È una riflessione che mai è stata abbandonata nel mondo sindacale, quella sulla forma dell’organizzazione dei lavoratori e del rapporto che questa ha con l’azienda.
Sempre più spesso, però, si registrano spaccature e fuoriuscite dai più grandi, e datati, sindacati italiani. Quella in corso in questi giorni, una centinaia di lavoratori che passano da Cgil a Usb, è solo uno dei casi.
E tale “operazione” pare oramai necessaria per quei lavoratori che non più si sentono difesi dalla propria organizzazione o, peggio, questa palesemente si prostra al proprietario di turno.

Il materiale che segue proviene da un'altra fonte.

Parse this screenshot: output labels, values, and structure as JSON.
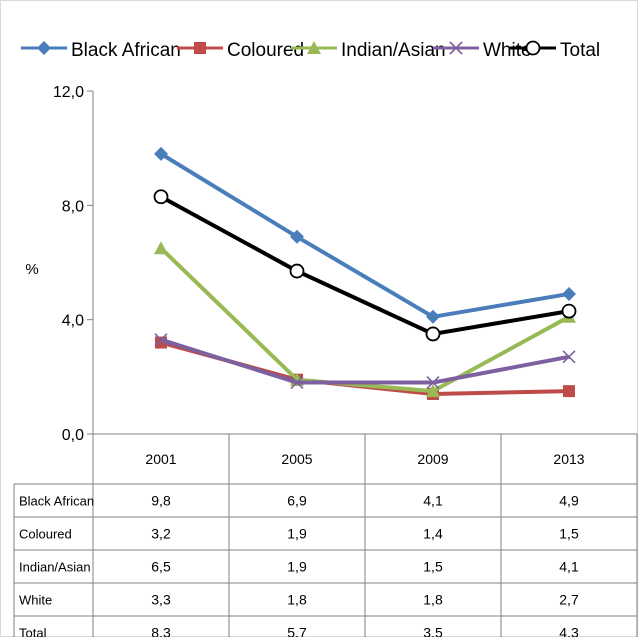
{
  "chart_data": {
    "type": "line",
    "categories": [
      "2001",
      "2005",
      "2009",
      "2013"
    ],
    "ylabel": "%",
    "ylim": [
      0,
      12
    ],
    "yticks": [
      "0,0",
      "4,0",
      "8,0",
      "12,0"
    ],
    "legend_position": "top",
    "grid": false,
    "data_table": true,
    "series": [
      {
        "name": "Black African",
        "values": [
          9.8,
          6.9,
          4.1,
          4.9
        ],
        "labels": [
          "9,8",
          "6,9",
          "4,1",
          "4,9"
        ],
        "color": "#4a7ebb",
        "marker": "diamond"
      },
      {
        "name": "Coloured",
        "values": [
          3.2,
          1.9,
          1.4,
          1.5
        ],
        "labels": [
          "3,2",
          "1,9",
          "1,4",
          "1,5"
        ],
        "color": "#be4b48",
        "marker": "square"
      },
      {
        "name": "Indian/Asian",
        "values": [
          6.5,
          1.9,
          1.5,
          4.1
        ],
        "labels": [
          "6,5",
          "1,9",
          "1,5",
          "4,1"
        ],
        "color": "#98b954",
        "marker": "triangle"
      },
      {
        "name": "White",
        "values": [
          3.3,
          1.8,
          1.8,
          2.7
        ],
        "labels": [
          "3,3",
          "1,8",
          "1,8",
          "2,7"
        ],
        "color": "#7d60a0",
        "marker": "x"
      },
      {
        "name": "Total",
        "values": [
          8.3,
          5.7,
          3.5,
          4.3
        ],
        "labels": [
          "8,3",
          "5,7",
          "3,5",
          "4,3"
        ],
        "color": "#000000",
        "marker": "circle"
      }
    ]
  }
}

Forse è proprio questo ciò che avranno pensato i lavoratori della logistica laziale, che stanno lasciando la Filt-Cgil per passare con l’Unione Sindacale di Base, ma a circoscrivere più dettagliatamente quanto sta avvenendo è una nota ufficiale fatta circolare nelle scorse ore da Usb:
“All’origine di questo terremoto, l’accordo che Amazon e Assoespressi cercano di imporre ai driver, introducendo la domenica lavorativa e l’allungamento del nastro giornaliero di lavoro. Accordo che le segreterie laziali di Cgil, Cisl e Uil sono pronte a firmare, nonostante l’evidente peggioramento che si aggiunge all’aumento delle ore di lavoro da 39 a 44 previsto nel rinnovo del CCNL della logistica (le cui trattative sono già iniziate), proprio in un settore in cui si stanno facendo profitti a palate grazie alla pandemia
I delegati Filt-Cgil nei posti di lavoro e un dirigente hanno protestato e chiesto un confronto con la segreteria regionale, perché se un accordo passa in Amazon sarà preso a modello nel rinnovo del CCNL. Amazon nel settore è infatti quello che un tempo la Fiat era nella metalmeccanica: le altre aziende si adeguano alle sue regole.
Dalla Cgil però fanno muro: l’accordo va firmato e anzi va trasferito sul piano nazionale. Il modo perfetto per dare fondamento alle voci, sempre più fitte, secondo cui nella segreteria di Piazza Vittorio c’è gente pronta a trasferirsi armi e bagagli alla direzione del personale di una grande azienda del settore.
Si scatena il terremoto. Non solo nelle aziende collegate ad Amazon, ma anche alla SDA, alla GLS, a TNT e in altre società comincia la burrascosa fuoriuscita di centinaia di lavoratori dalla Filt-Cgil, al grido di “basta con i sindacati di comodo”.
Non è servito a ostacolare l’esodo nemmeno l’intervento delle varie direzioni aziendali in soccorso dell’alleato sindacale in difficoltà: minacce di vario tipo, dal licenziamento al trasferimento, fino alla classica formula “non trattiamo con USB, che non è firmataria di contratto”, sono rimaste inascoltate.
E non è servito ai dirigenti Cgil materializzarsi improvvisamente nei magazzini, dove nessuno li conosce né vuole sentirli parlare, aggiungendosi ai dirigenti delle aziende per spiegare che USB non potrà sedere ai tavoli di trattativa.
Più si sono agitati e più hanno spinto all’esodo, perché ha fatto breccia un ragionamento tanto semplice quanto logico: se USB è il loro problema, allora USB è il nostro sindacato. Il sindacato che serve per impedire gli aumenti di orario e della flessibilità giornaliera e settimanale.”